High school athletes aren’t in the clear yet, as some states are planning to start the 2021-22 athletic calendar with mask mandates in place.
Governors in Oregon and North Carolina have recently ordered that masks will be required indoors at schools to limit the spread of COVID-19. The athletic governing bodies followed suit, with the Wallowa County Chieftain reporting that Oregon School Activities Association executive director Peter Weber saying indoor athletes will be held to the same mask-wearing standard that’s in place in classrooms. The Daily Reflector in Pitt, North Carolina, reported that the state’s new guidelines will also be in place during area sporting events.
“We are absolutely concerned with the Delta variant and understand we don’t always get to make our own decisions on whether we will play sports or not,” Pitt County athletics director Ron Butler said. “We will follow the guidelines set by our local boards, the health departments and the state – whatever we have to do to be able to compete.”
"We're trying to get clarification on that, but that is our understanding — any activities, anything inside involving a K-12 school," Weber said of Oregon’s mandate, noting that the Oregon Department of Education and Oregon Health Authority are working on the language. "We're waiting to see what the language says.”
Oregon governor Kate Brown announced Thursday that all students and staff in K-12 schools this fall will be required to wear masks indoors. Oregon has had more than 1,000 new cases two days this week.
North Carolina governor Roy Governor’s new executive order urges everyone in indoor spaces to wear face coverings. It follows some other states’ path, like Minnesota, by not mandating the wearing of masks, but saying “Mask use is recommended for all people, including students, teachers and staff, in K-12 settings. For outdoors, in general, people do not need to wear masks. However, particularly in areas of substantial to high transmission, CDC recommends people who are not fully vaccinated wear a mask in crowded outdoor settings or during activities that involved sustained close contact with other people who are not fully vaccinated.”
The indoor mask mandates could have a limited immediate impact, however, as volleyball is the only fall sport that consistently competes indoors. The mandates come after the 2020-21 school year finished relatively normally in most states, but the rise of COVID-19 cases and the Delta variant has led to an increasing level of caution.
“Our numbers are up, but the one thing we do have this year is the vaccine,” Butler said. “Since you are eligible to be vaccinated, hopefully, we won’t have the quarantines and people sitting out for long periods of time because they do have the opportunity to get vaccinated.”

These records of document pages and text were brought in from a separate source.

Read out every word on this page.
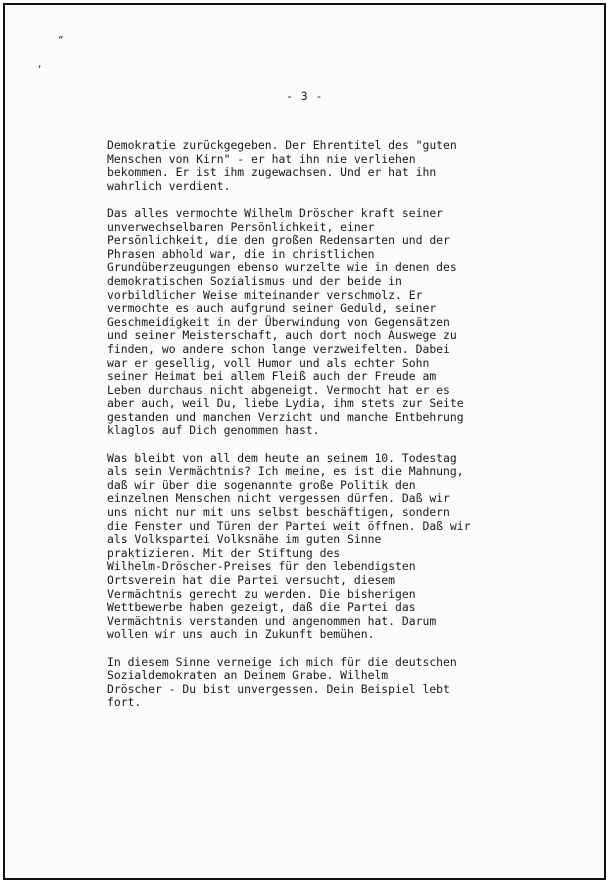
”
,
- 3 -
Demokratie zurückgegeben. Der Ehrentitel des "guten
Menschen von Kirn" - er hat ihn nie verliehen
bekommen. Er ist ihm zugewachsen. Und er hat ihn
wahrlich verdient.
Das alles vermochte Wilhelm Dröscher kraft seiner
unverwechselbaren Persönlichkeit, einer
Persönlichkeit, die den großen Redensarten und der
Phrasen abhold war, die in christlichen
Grundüberzeugungen ebenso wurzelte wie in denen des
demokratischen Sozialismus und der beide in
vorbildlicher Weise miteinander verschmolz. Er
vermochte es auch aufgrund seiner Geduld, seiner
Geschmeidigkeit in der Überwindung von Gegensätzen
und seiner Meisterschaft, auch dort noch Auswege zu
finden, wo andere schon lange verzweifelten. Dabei
war er gesellig, voll Humor und als echter Sohn
seiner Heimat bei allem Fleiß auch der Freude am
Leben durchaus nicht abgeneigt. Vermocht hat er es
aber auch, weil Du, liebe Lydia, ihm stets zur Seite
gestanden und manchen Verzicht und manche Entbehrung
klaglos auf Dich genommen hast.
Was bleibt von all dem heute an seinem 10. Todestag
als sein Vermächtnis? Ich meine, es ist die Mahnung,
daß wir über die sogenannte große Politik den
einzelnen Menschen nicht vergessen dürfen. Daß wir
uns nicht nur mit uns selbst beschäftigen, sondern
die Fenster und Türen der Partei weit öffnen. Daß wir
als Volkspartei Volksnähe im guten Sinne
praktizieren. Mit der Stiftung des
Wilhelm-Dröscher-Preises für den lebendigsten
Ortsverein hat die Partei versucht, diesem
Vermächtnis gerecht zu werden. Die bisherigen
Wettbewerbe haben gezeigt, daß die Partei das
Vermächtnis verstanden und angenommen hat. Darum
wollen wir uns auch in Zukunft bemühen.
In diesem Sinne verneige ich mich für die deutschen
Sozialdemokraten an Deinem Grabe. Wilhelm
Dröscher - Du bist unvergessen. Dein Beispiel lebt
fort.
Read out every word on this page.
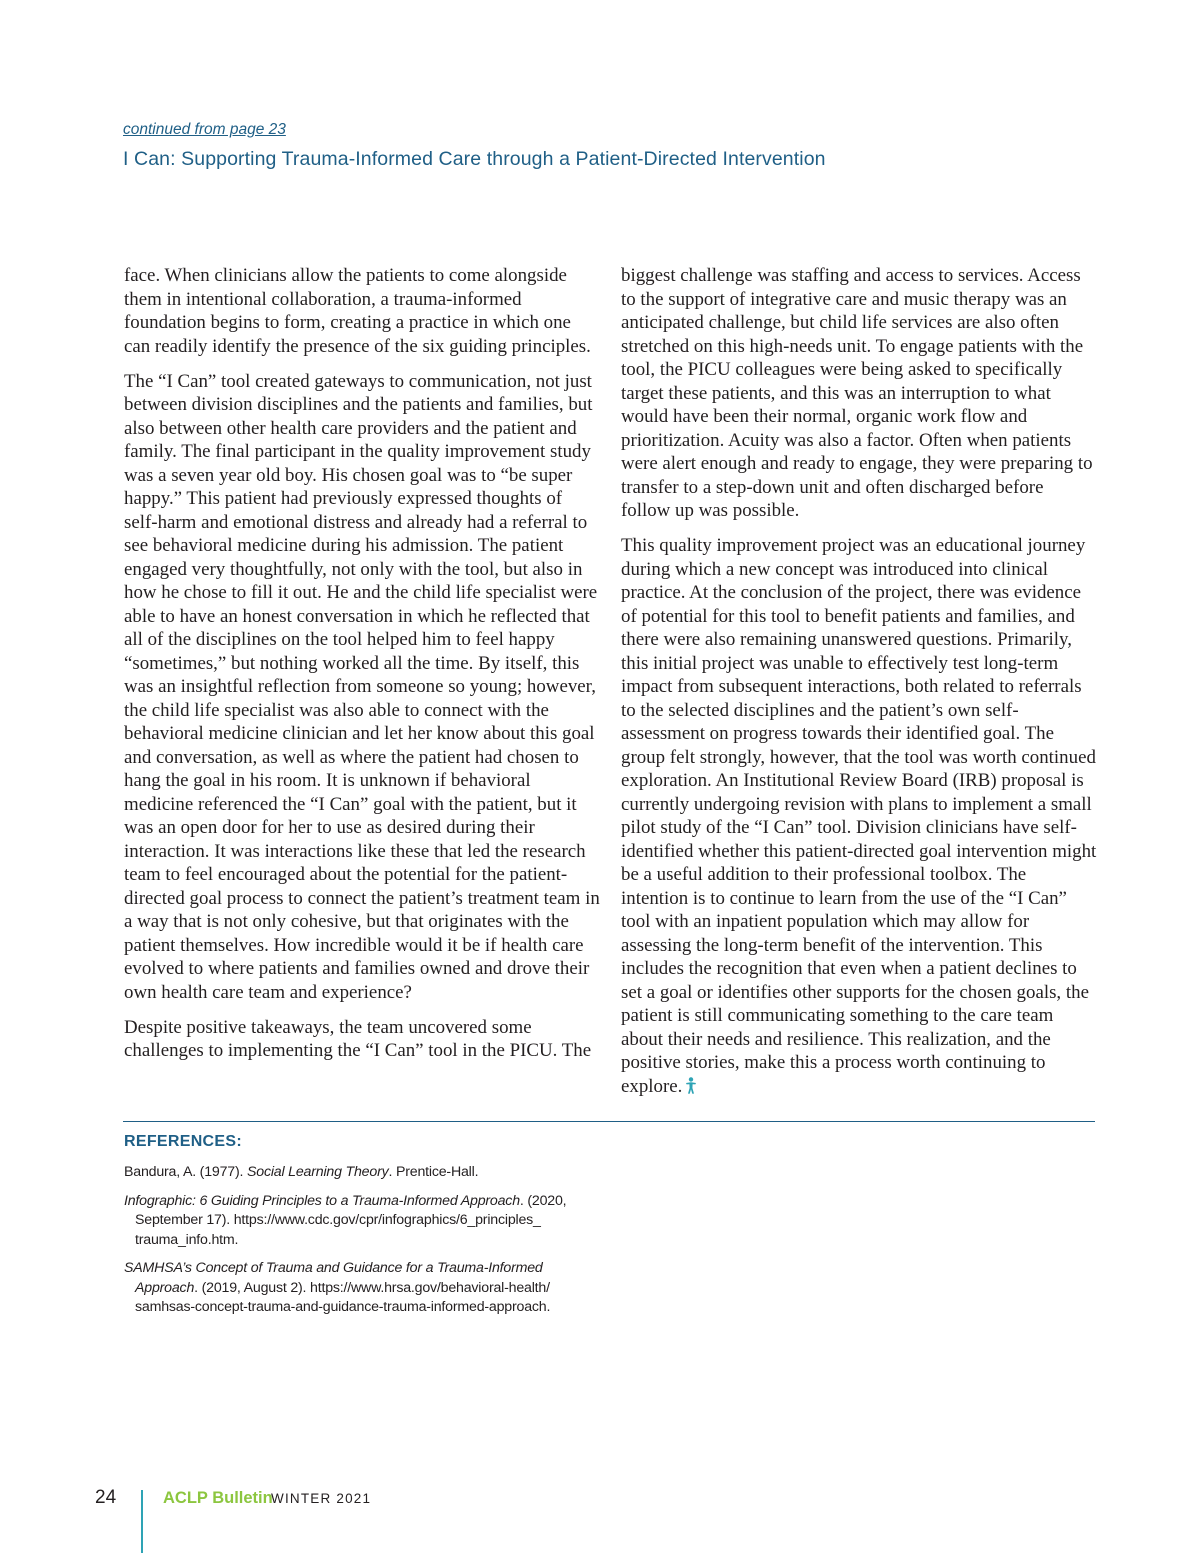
continued from page 23

I Can: Supporting Trauma-Informed Care through a Patient-Directed Intervention

face. When clinicians allow the patients to come alongside them in intentional collaboration, a trauma-informed foundation begins to form, creating a practice in which one can readily identify the presence of the six guiding principles.

The “I Can” tool created gateways to communication, not just between division disciplines and the patients and families, but also between other health care providers and the patient and family. The final participant in the quality improvement study was a seven year old boy. His chosen goal was to “be super happy.” This patient had previously expressed thoughts of self-harm and emotional distress and already had a referral to see behavioral medicine during his admission. The patient engaged very thoughtfully, not only with the tool, but also in how he chose to fill it out. He and the child life specialist were able to have an honest conversation in which he reflected that all of the disciplines on the tool helped him to feel happy “sometimes,” but nothing worked all the time. By itself, this was an insightful reflection from someone so young; however, the child life specialist was also able to connect with the behavioral medicine clinician and let her know about this goal and conversation, as well as where the patient had chosen to hang the goal in his room. It is unknown if behavioral medicine referenced the “I Can” goal with the patient, but it was an open door for her to use as desired during their interaction. It was interactions like these that led the research team to feel encouraged about the potential for the patient-directed goal process to connect the patient’s treatment team in a way that is not only cohesive, but that originates with the patient themselves. How incredible would it be if health care evolved to where patients and families owned and drove their own health care team and experience?

Despite positive takeaways, the team uncovered some challenges to implementing the “I Can” tool in the PICU. The

biggest challenge was staffing and access to services. Access to the support of integrative care and music therapy was an anticipated challenge, but child life services are also often stretched on this high-needs unit. To engage patients with the tool, the PICU colleagues were being asked to specifically target these patients, and this was an interruption to what would have been their normal, organic work flow and prioritization. Acuity was also a factor. Often when patients were alert enough and ready to engage, they were preparing to transfer to a step-down unit and often discharged before follow up was possible.

This quality improvement project was an educational journey during which a new concept was introduced into clinical practice. At the conclusion of the project, there was evidence of potential for this tool to benefit patients and families, and there were also remaining unanswered questions. Primarily, this initial project was unable to effectively test long-term impact from subsequent interactions, both related to referrals to the selected disciplines and the patient’s own self-assessment on progress towards their identified goal. The group felt strongly, however, that the tool was worth continued exploration. An Institutional Review Board (IRB) proposal is currently undergoing revision with plans to implement a small pilot study of the “I Can” tool. Division clinicians have self-identified whether this patient-directed goal intervention might be a useful addition to their professional toolbox. The intention is to continue to learn from the use of the “I Can” tool with an inpatient population which may allow for assessing the long-term benefit of the intervention. This includes the recognition that even when a patient declines to set a goal or identifies other supports for the chosen goals, the patient is still communicating something to the care team about their needs and resilience. This realization, and the positive stories, make this a process worth continuing to explore.

REFERENCES:
Bandura, A. (1977). Social Learning Theory. Prentice-Hall.
Infographic: 6 Guiding Principles to a Trauma-Informed Approach. (2020, September 17). https://www.cdc.gov/cpr/infographics/6_principles_ trauma_info.htm.
SAMHSA’s Concept of Trauma and Guidance for a Trauma-Informed Approach. (2019, August 2). https://www.hrsa.gov/behavioral-health/ samhsas-concept-trauma-and-guidance-trauma-informed-approach.
24	ACLP Bulletin
WINTER 2021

The Ohio High School Athletic Association sent a memo to schools last week saying, “Although Ohio lifted most statewide pandemic-related health orders on June 2, the risk is still there for illness from COVID-19. The OHSAA and ODH urge the membership to continue to follow safe protocols to protect everyone, especially those individuals who are not fully vaccinated. There are currently no mandates regarding vaccinations and social distancing, and the only mandate on masks is the Centers for Disease Control and Prevention (CDC) requirement that masks be worn while using public transportation, which includes school buses.
“It is highly recommended that coaches and student-athletes who are eligible for vaccinations to be vaccinated, and it is highly recommended that those who are unvaccinated maintain social distancing and wear masks in indoor facilities and in outdoor facilities where there are crowded situations.
“I guess it is what it is. We get told to do what we have to do, and that comes down from OHA and OSAA. If that is what they're going to require, that is what we have to do," Joseph athletic director Jason Crenshaw said. "It's too bad, but as long as they're not going to keep us from participating. I was hoping that wasn't going to be the case, but those things are out of our control. At least we'll get to play. They haven't shut us down on that yet. That's the most important thing for me at this point.”